Onboarding Generation-Z
The millennial generation is already in and gen-z are walking in. They are app-savvy and have integrated technology into life as no generation before. But they may lack the communication skills and fail to interact in person with the millennial generation. It is necessary to identify the skill gap of the gen-z workers like business communication, critical thinking and help them succeed in the environment.

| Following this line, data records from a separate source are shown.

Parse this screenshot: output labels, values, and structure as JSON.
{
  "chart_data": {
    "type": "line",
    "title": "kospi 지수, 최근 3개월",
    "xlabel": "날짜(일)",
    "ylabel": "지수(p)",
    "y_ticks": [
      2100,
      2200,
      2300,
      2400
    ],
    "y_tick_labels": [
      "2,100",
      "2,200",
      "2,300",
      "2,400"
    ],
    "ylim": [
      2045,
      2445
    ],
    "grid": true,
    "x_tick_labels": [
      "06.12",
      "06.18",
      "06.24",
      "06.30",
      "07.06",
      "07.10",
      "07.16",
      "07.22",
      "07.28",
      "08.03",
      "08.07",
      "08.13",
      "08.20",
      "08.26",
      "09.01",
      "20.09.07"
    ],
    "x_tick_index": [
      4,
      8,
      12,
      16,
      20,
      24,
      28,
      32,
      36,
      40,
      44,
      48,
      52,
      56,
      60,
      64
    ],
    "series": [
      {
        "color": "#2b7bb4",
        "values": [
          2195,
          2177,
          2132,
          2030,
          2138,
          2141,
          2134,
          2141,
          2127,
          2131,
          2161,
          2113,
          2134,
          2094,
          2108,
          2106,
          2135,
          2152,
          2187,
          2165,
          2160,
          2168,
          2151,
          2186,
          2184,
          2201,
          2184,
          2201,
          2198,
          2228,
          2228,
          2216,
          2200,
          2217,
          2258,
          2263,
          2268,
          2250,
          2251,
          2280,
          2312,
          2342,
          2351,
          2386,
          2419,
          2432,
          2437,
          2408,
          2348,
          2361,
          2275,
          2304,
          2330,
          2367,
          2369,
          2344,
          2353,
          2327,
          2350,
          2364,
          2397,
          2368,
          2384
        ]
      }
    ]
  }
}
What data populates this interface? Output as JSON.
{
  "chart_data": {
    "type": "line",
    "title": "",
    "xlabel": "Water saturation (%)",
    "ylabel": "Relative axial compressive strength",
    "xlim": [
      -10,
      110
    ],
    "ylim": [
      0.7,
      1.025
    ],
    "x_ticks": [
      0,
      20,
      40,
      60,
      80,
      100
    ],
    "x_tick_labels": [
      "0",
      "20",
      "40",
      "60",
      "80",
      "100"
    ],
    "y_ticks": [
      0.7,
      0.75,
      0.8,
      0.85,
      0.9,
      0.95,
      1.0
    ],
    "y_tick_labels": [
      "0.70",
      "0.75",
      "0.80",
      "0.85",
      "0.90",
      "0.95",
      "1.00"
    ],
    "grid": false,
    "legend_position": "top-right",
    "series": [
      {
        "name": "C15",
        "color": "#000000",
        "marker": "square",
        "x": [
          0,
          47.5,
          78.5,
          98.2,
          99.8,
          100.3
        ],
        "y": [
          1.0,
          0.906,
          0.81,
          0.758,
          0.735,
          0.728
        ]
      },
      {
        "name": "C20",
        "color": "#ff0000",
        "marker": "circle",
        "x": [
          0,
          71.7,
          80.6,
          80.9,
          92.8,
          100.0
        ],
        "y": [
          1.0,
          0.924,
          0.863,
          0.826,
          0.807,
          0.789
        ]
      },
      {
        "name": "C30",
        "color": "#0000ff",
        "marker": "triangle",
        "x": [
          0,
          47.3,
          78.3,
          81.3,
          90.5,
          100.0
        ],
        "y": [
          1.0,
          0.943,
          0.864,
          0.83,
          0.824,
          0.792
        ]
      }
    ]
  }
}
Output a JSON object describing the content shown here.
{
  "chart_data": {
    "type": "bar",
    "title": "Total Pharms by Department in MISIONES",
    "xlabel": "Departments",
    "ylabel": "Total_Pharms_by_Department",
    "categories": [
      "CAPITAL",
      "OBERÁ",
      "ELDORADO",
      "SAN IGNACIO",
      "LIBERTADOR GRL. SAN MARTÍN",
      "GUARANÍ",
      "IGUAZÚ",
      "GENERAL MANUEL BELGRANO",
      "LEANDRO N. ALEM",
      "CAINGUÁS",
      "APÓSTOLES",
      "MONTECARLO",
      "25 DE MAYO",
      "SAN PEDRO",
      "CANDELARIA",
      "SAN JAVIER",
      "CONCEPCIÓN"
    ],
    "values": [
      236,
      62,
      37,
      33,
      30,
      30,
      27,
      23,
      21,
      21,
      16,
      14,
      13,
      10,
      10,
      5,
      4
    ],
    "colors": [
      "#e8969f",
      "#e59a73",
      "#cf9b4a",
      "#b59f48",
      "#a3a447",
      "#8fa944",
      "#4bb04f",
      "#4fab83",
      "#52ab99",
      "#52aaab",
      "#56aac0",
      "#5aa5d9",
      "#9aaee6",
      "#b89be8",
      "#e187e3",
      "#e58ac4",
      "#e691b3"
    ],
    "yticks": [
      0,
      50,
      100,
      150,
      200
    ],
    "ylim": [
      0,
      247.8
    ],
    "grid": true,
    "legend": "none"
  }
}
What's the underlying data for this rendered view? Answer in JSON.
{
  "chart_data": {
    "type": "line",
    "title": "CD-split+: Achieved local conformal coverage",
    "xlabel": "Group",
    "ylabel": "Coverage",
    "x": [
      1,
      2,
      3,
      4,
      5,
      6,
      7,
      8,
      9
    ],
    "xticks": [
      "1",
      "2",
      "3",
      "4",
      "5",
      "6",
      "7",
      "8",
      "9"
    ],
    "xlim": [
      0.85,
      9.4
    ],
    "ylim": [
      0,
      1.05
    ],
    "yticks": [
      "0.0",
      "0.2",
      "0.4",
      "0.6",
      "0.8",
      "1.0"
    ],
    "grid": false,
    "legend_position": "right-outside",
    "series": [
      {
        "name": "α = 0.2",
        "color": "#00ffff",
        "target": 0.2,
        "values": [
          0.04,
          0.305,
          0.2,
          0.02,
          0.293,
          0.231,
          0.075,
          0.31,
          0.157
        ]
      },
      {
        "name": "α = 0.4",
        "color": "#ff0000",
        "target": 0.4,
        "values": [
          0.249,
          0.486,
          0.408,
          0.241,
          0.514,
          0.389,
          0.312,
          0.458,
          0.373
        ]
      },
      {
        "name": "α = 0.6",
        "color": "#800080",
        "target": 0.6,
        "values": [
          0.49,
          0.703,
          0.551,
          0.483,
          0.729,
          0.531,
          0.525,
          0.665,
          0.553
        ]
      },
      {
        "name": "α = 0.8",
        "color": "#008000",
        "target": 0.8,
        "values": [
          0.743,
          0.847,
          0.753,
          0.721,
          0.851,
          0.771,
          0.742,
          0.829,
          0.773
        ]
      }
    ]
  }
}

Incorporating emerging technologies
The emerging technologies are fascinating and useful indeed. It is necessary to identify the concrete ways to apply these technologies for improving training processes. Chief learning officers must go to the exact target and explore the technology for successful implementation. The solution is to start with the problem and explore how technology can solve them. Small tweaks in learning processes goes a long way in engaging people, reducing costs, and improving profitability.
Increasing business value
Learning and development must be the means to deliver value and results. It should be a quantifiable result for the business. Some of the quantifiable measures include productivity improvement, sales, return on investments, productivity, customer satisfaction, employee retention, employee growth, and, more.
The closing thought
The chief learning officers must transform learning and development function, change the mindset from training to delivering real business value. CLOs must be the bridge to communicate with the employees and management about learning and development. A quantifiable value for the investment is the go for the CLOs in 2020.